Rasanya, baru kali ini, aku benar-benar merasakan libur. Liburan Natal kemarin, aku masih sibuk berkutat dengan serangkaian pekerjaan. Menyusun ini dan itu. Memperbaiki bug ini dan itu. Atau hal-hal remeh temeh seperti input data dummy untuk uji coba.
Ketika kuajukan pertanyaan pada Widut “mau liburan ke mana?” dijawab olehnya dengan gelengan kepala. Memang membingungkan. Dua hari libur jika digunakan untuk menempuh perjalanan ke destinasi wisata yang kami sukai malah cuma akan menambah stress belaka. Selain itu, liburan yang seharusnya bisa menambah stamina saat hari kerja telah tiba malah membuat loyo karena kecapean di jalan. Walhasil diputuskan untuk menyulap rumah menjadi destinasi wisata impian.
Aku sendiri menghabiskan waktu liburan salah satunya dengan memperbanyak membaca Al-Quran. Biar cepat khatam dan bisa pesta-pesta sebagai ungkapan rasa syukur diberi kekuatan menghatamkan Qur’an. Selain membaca Qur’an, aku mengisinya dengan menulis, memperbaiki bonding dengan Kevin dan Widut, dan lain sebagainya. Rasanya tak kalah menyenangkan dibanding liburan kami di pantai waktu itu.
Liburan kali ini kami maknai sebagai waktu untuk memanjakan diri sendiri. Widut bebas menikmati dunianya, begitu pula dengan si kecil, Kevin. Aku semacam jadi wasit untuk melerai keduanya jika salah satu dari mereka terlalu jauh mencampuri dunia masing-masing. “Ini hari libur. Biarkan semuanya berjalan begitu saja.”. Aku mewanti-wanti untuk mengurangi volume “perfeksionis” saat menjalani liburan. Nafs punya hak untuk dituruti agar tidak merasa bosan berlebihan sehingga tumbuh “jiwa pemberontak” padanya. Itulah gunanya hukum mubah diciptakan menurut sang Kyai.

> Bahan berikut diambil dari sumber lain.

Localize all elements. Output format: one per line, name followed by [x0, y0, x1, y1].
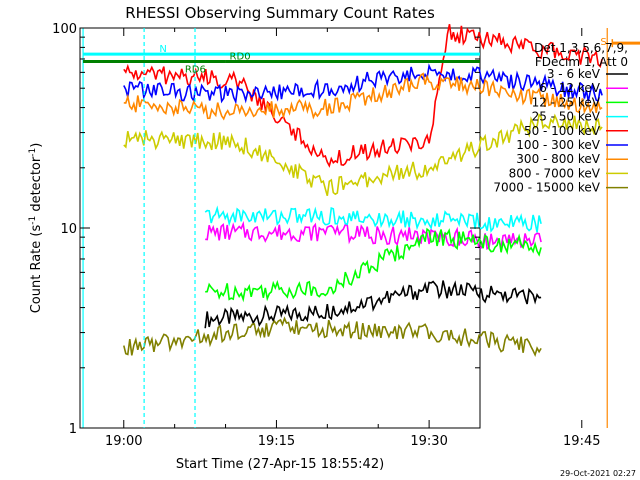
y-axis-label-sup2: -1 [28, 148, 38, 157]
series-50-100-kev [123, 24, 603, 168]
series-300-800-kev-segment-1 [123, 72, 603, 121]
x-tick-label-19-00: 19:00 [105, 434, 142, 449]
legend-label: 6 - 12 keV [539, 81, 601, 95]
series-layer [123, 24, 603, 358]
legend-label: 50 - 100 keV [524, 124, 601, 138]
series-25-50-kev-segment-1 [204, 205, 542, 233]
chart-title: RHESSI Observing Summary Count Rates [125, 4, 435, 22]
x-tick-label-19-30: 19:30 [410, 434, 447, 449]
legend-label: 300 - 800 keV [516, 152, 600, 166]
flag-s: S [600, 37, 640, 48]
legend-item-50-100-kev: 50 - 100 keV [524, 124, 628, 138]
flag-bar-layer: N RD0 RD6 S [83, 37, 640, 75]
series-12-25-kev-segment-1 [205, 227, 542, 303]
legend-item-300-800-kev: 300 - 800 keV [516, 152, 628, 166]
footer-date: 29-Oct-2021 02:27 [560, 469, 636, 478]
legend-item-25-50-kev: 25 - 50 keV [532, 110, 628, 124]
flag-rd6: RD6 [83, 59, 226, 75]
series-800-7000-kev-segment-1 [123, 113, 603, 197]
series-100-300-kev [123, 63, 603, 105]
flag-rd0-label: RD0 [230, 51, 251, 62]
legend-item-12-25-kev: 12 - 25 keV [532, 95, 628, 109]
x-tick-label-19-15: 19:15 [258, 434, 295, 449]
y-axis-label-sup1: -1 [28, 216, 38, 225]
y-axis-label-mid: detector [29, 156, 44, 216]
flag-n-label: N [159, 44, 166, 55]
series-800-7000-kev [123, 113, 603, 197]
legend-item-100-300-kev: 100 - 300 keV [516, 138, 628, 152]
flag-rd0: RD0 [225, 51, 480, 63]
series-300-800-kev [123, 72, 603, 121]
flag-s-label: S [600, 37, 606, 48]
legend-label: 7000 - 15000 keV [493, 181, 600, 195]
legend-header-line-1: Det 1,3,5,6,7,9, [534, 41, 628, 55]
legend-item-7000-15000-kev: 7000 - 15000 keV [493, 181, 628, 195]
series-3-6-kev-segment-1 [204, 280, 542, 329]
y-tick-label-10: 10 [60, 222, 77, 237]
series-6-12-kev [205, 220, 542, 251]
legend-item-3-6-kev: 3 - 6 keV [547, 67, 628, 81]
series-12-25-kev [205, 227, 542, 303]
legend-label: 3 - 6 keV [547, 67, 601, 81]
x-axis-label: Start Time (27-Apr-15 18:55:42) [176, 457, 384, 472]
legend-item-6-12-kev: 6 - 12 keV [539, 81, 628, 95]
x-tick-label-19-45: 19:45 [563, 434, 600, 449]
flag-rd6-label: RD6 [185, 64, 206, 75]
series-3-6-kev [204, 280, 542, 329]
legend-item-800-7000-kev: 800 - 7000 keV [509, 166, 628, 180]
y-tick-label-100: 100 [52, 22, 77, 37]
series-50-100-kev-segment-1 [123, 24, 603, 168]
y-axis-label: Count Rate (s-1 detector-1) [28, 143, 44, 314]
legend-label: 800 - 7000 keV [509, 166, 601, 180]
legend-label: 12 - 25 keV [532, 95, 601, 109]
series-100-300-kev-segment-1 [123, 63, 603, 105]
y-axis-label-end: ) [29, 143, 44, 148]
y-tick-layer: 1 10 100 [52, 22, 480, 437]
legend-label: 25 - 50 keV [532, 110, 601, 124]
y-axis-label-main: Count Rate (s [29, 225, 44, 314]
legend-header-line-2: FDecim 1, Att 0 [535, 55, 628, 69]
y-tick-label-1: 1 [69, 422, 77, 437]
series-25-50-kev [204, 205, 542, 233]
legend: Det 1,3,5,6,7,9, FDecim 1, Att 0 3 - 6 k… [493, 41, 628, 195]
flag-n: N [83, 44, 480, 56]
series-6-12-kev-segment-1 [205, 220, 542, 251]
legend-label: 100 - 300 keV [516, 138, 600, 152]
series-7000-15000-kev [123, 316, 542, 358]
series-7000-15000-kev-segment-1 [123, 316, 542, 358]
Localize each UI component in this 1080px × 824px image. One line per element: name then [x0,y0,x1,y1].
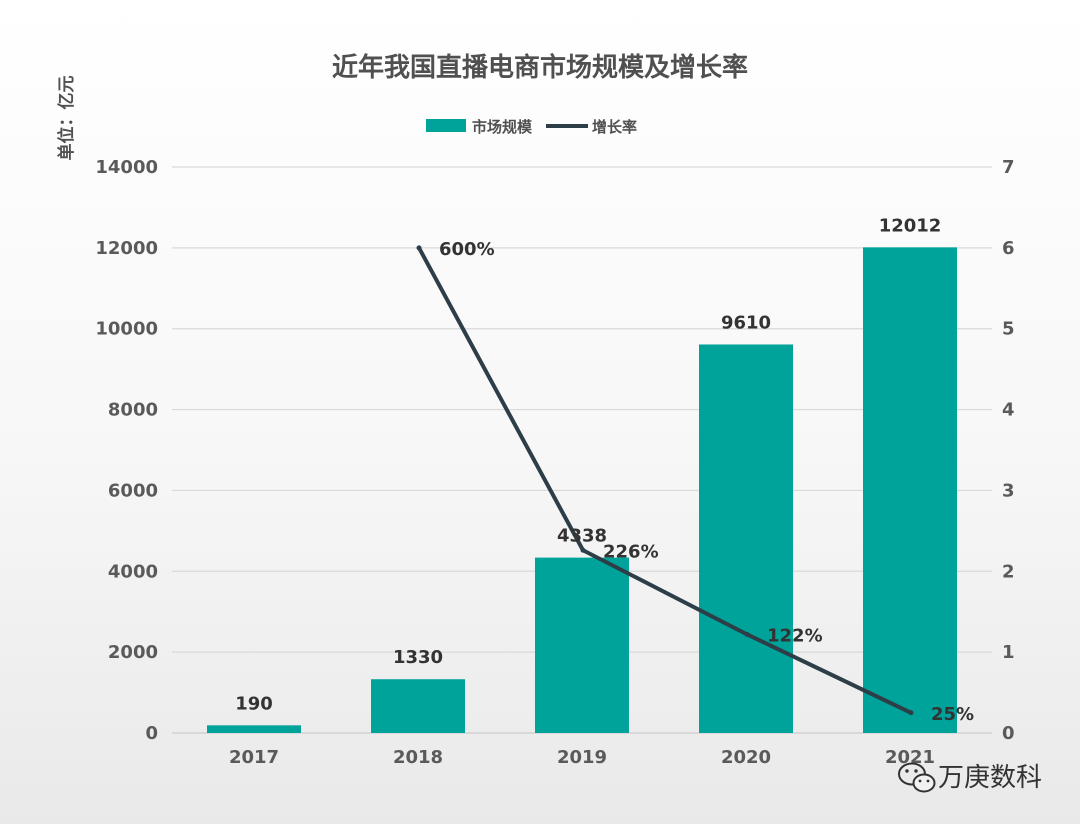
y-axis-unit-label: 单位：亿元 [56,76,77,161]
bar [699,344,793,733]
y-tick-right: 1 [1002,642,1015,663]
line-value-label: 226% [603,541,659,562]
line-value-label: 122% [767,625,823,646]
y-tick-left: 8000 [108,400,158,421]
y-tick-right: 0 [1002,723,1015,744]
bar-value-label: 4338 [557,526,607,547]
x-tick-label: 2017 [229,747,279,768]
line-value-label: 600% [439,239,495,260]
bar-series [207,247,957,733]
y-tick-left: 2000 [108,642,158,663]
legend-swatch-bar [426,119,466,132]
bar-value-label: 1330 [393,647,443,668]
y-axis-right: 0 1 2 3 4 5 6 7 [1002,157,1015,744]
growth-rate-line [417,245,913,715]
line-series [416,245,914,716]
y-tick-left: 0 [145,723,158,744]
line-point [416,245,422,251]
gridlines [172,166,992,734]
y-axis-left: 0 2000 4000 6000 8000 10000 12000 14000 [95,157,158,744]
y-tick-left: 10000 [95,319,158,340]
legend-label-bar: 市场规模 [472,118,533,136]
watermark: 万庚数科 [898,762,1042,793]
y-tick-right: 3 [1002,480,1015,501]
y-tick-left: 4000 [108,561,158,582]
bar [535,557,629,733]
y-tick-left: 12000 [95,238,158,259]
line-data-labels: 600% 226% 122% 25% [439,239,974,725]
x-tick-label: 2021 [885,747,935,768]
x-tick-label: 2020 [721,747,771,768]
line-point [908,710,914,716]
line-point [580,547,586,553]
watermark-text: 万庚数科 [938,763,1042,793]
line-value-label: 25% [931,704,974,725]
line-point [744,631,750,637]
y-tick-right: 7 [1002,157,1015,178]
x-tick-label: 2018 [393,747,443,768]
bar-data-labels: 190 1330 4338 9610 12012 [235,215,941,714]
y-tick-left: 14000 [95,157,158,178]
x-axis: 2017 2018 2019 2020 2021 [229,747,935,768]
bar [371,679,465,733]
y-tick-right: 4 [1002,400,1015,421]
bar-value-label: 9610 [721,312,771,333]
legend: 市场规模 增长率 [426,118,637,136]
bar [207,725,301,733]
bar [863,247,957,733]
y-tick-left: 6000 [108,480,158,501]
x-tick-label: 2019 [557,747,607,768]
bar-value-label: 190 [235,693,273,714]
chart-title: 近年我国直播电商市场规模及增长率 [332,52,748,83]
y-tick-right: 2 [1002,561,1015,582]
y-tick-right: 6 [1002,238,1015,259]
y-tick-right: 5 [1002,319,1015,340]
wechat-icon [898,762,936,793]
legend-label-line: 增长率 [592,118,637,136]
bar-value-label: 12012 [879,215,942,236]
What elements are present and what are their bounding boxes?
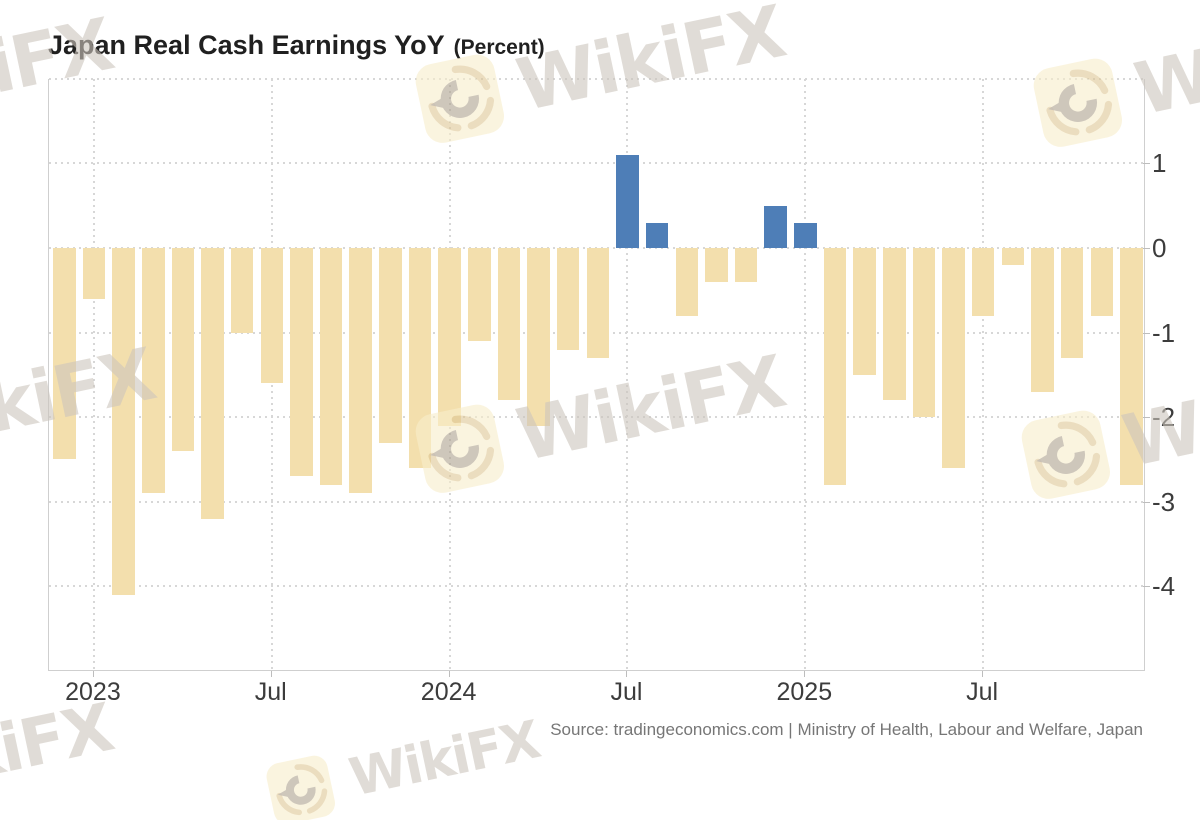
- bar-2024-01[interactable]: [468, 248, 491, 341]
- y-axis-label--2: -2: [1152, 402, 1176, 433]
- bar-2023-12[interactable]: [438, 248, 461, 426]
- bar-2025-05[interactable]: [942, 248, 965, 468]
- chart-title-unit: (Percent): [453, 36, 545, 59]
- y-axis-tick: [1143, 248, 1150, 249]
- y-axis-label-0: 0: [1152, 233, 1167, 263]
- bar-2023-09[interactable]: [349, 248, 372, 494]
- gridline-y-1: [49, 162, 1144, 165]
- bar-2024-11[interactable]: [764, 205, 787, 248]
- x-axis-tick: [270, 671, 272, 677]
- bar-2024-05[interactable]: [586, 248, 610, 358]
- bar-2025-06[interactable]: [971, 248, 995, 316]
- bar-2023-08[interactable]: [319, 248, 343, 485]
- y-axis-tick: [1143, 586, 1150, 588]
- bar-2024-08[interactable]: [675, 248, 698, 316]
- wikifx-watermark-text: WikiFX: [0, 688, 119, 816]
- bar-2025-07[interactable]: [1001, 248, 1024, 265]
- x-axis-label-2025: 2025: [776, 678, 833, 706]
- wikifx-watermark: WikiFX: [0, 689, 119, 815]
- x-axis-label-Jul: Jul: [254, 678, 287, 706]
- bar-2024-04[interactable]: [556, 248, 580, 350]
- gridline-x-2023: [92, 79, 95, 670]
- x-axis-tick: [626, 671, 628, 677]
- bar-2025-02[interactable]: [853, 248, 876, 375]
- bar-2025-08[interactable]: [1031, 248, 1054, 392]
- bar-2023-11[interactable]: [408, 248, 432, 468]
- gridline-x-Jul: [982, 79, 985, 670]
- bar-2022-12[interactable]: [82, 248, 106, 299]
- bar-2025-01[interactable]: [823, 248, 847, 485]
- gridline-y-2: [49, 77, 1144, 80]
- x-axis-label-Jul: Jul: [966, 678, 999, 706]
- y-axis-tick: [1143, 163, 1150, 165]
- bar-2024-03[interactable]: [527, 248, 550, 426]
- x-axis-tick: [982, 671, 984, 677]
- wikifx-logo-icon: [264, 753, 338, 820]
- gridline-y--4: [49, 585, 1144, 588]
- bar-2023-07[interactable]: [290, 248, 313, 477]
- chart-title-text: Japan Real Cash Earnings YoY: [48, 30, 445, 60]
- bar-2025-11[interactable]: [1120, 248, 1143, 485]
- wikifx-watermark-text: WikiFX: [344, 710, 544, 809]
- x-axis-tick: [448, 671, 450, 677]
- bar-2025-03[interactable]: [883, 248, 906, 401]
- bar-2023-03[interactable]: [171, 248, 195, 451]
- gridline-y--2: [49, 416, 1144, 419]
- chart-title: Japan Real Cash Earnings YoY (Percent): [48, 30, 545, 61]
- bar-2024-02[interactable]: [497, 248, 521, 401]
- x-axis-tick: [92, 671, 94, 677]
- x-axis-label-2023: 2023: [65, 678, 121, 706]
- y-axis-label--1: -1: [1152, 317, 1176, 348]
- bar-2024-12[interactable]: [794, 222, 817, 248]
- bar-2022-11[interactable]: [53, 248, 76, 460]
- wikifx-watermark: WikiFX: [264, 709, 544, 820]
- x-axis-label-2024: 2024: [420, 678, 477, 706]
- bar-2023-10[interactable]: [379, 248, 402, 443]
- x-axis-label-Jul: Jul: [610, 678, 643, 706]
- y-axis-label-1: 1: [1152, 148, 1167, 179]
- y-axis-label--4: -4: [1152, 571, 1176, 602]
- bar-2024-06[interactable]: [616, 155, 639, 248]
- plot-area: [48, 77, 1145, 671]
- x-axis-tick: [804, 671, 806, 677]
- bar-2023-05[interactable]: [230, 248, 254, 333]
- bar-2024-07[interactable]: [645, 222, 669, 248]
- y-axis-label--3: -3: [1152, 486, 1176, 517]
- gridline-x-Jul: [626, 79, 629, 670]
- bar-2024-09[interactable]: [705, 248, 728, 282]
- bar-2025-10[interactable]: [1090, 248, 1113, 316]
- y-axis-tick: [1143, 501, 1150, 503]
- y-axis-tick: [1143, 417, 1150, 419]
- bar-2023-02[interactable]: [142, 248, 165, 494]
- bar-2023-01[interactable]: [112, 248, 135, 595]
- y-axis-tick: [1143, 332, 1150, 334]
- gridline-x-2025: [804, 79, 807, 670]
- bar-2023-06[interactable]: [260, 248, 283, 384]
- source-attribution: Source: tradingeconomics.com | Ministry …: [550, 720, 1143, 739]
- bar-2025-09[interactable]: [1060, 248, 1084, 358]
- bar-2025-04[interactable]: [912, 248, 936, 418]
- bar-2023-04[interactable]: [201, 248, 224, 519]
- bar-2024-10[interactable]: [734, 248, 758, 282]
- gridline-y--3: [49, 500, 1144, 503]
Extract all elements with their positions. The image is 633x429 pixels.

Aku meyakini kalau liburan ke luar kota yang diniati untuk melupakan masalah tidaklah bagus. Benar saja masalah itu akan dilupakan saat bertamasya ria. Akan tetapi, masalah (entah itu berupa kesedihan, duka, kegagalan, dll.) akan kembali menyeruak saat kembali ke habitat asal. Jika sudah begitu, liburan yang seharusnya membawa semangat baru malah akan membuat serba tidak nyaman. Bayang-bayang liburan masih sangat jelas sedangkan realitasnya segudang pekerjaan sedang melotot di depan mata minta segera diselesaikan.
Kalaulah kita percaya bahwa tiada satu pun di dunia ini yang bisa menandingi surga lalu untuk apa kita mencarinya di luar sana? Bukankah kita dulu pernah berikrar akan menjadikan rumah sebagai surga (baitiy jannatiy)? Ataukah jangan-jangan itu hanya pemanis belaka yang diucapkan karena masih pengantin baru? Rumah itu tidak berubah menjadi neraka, bukan?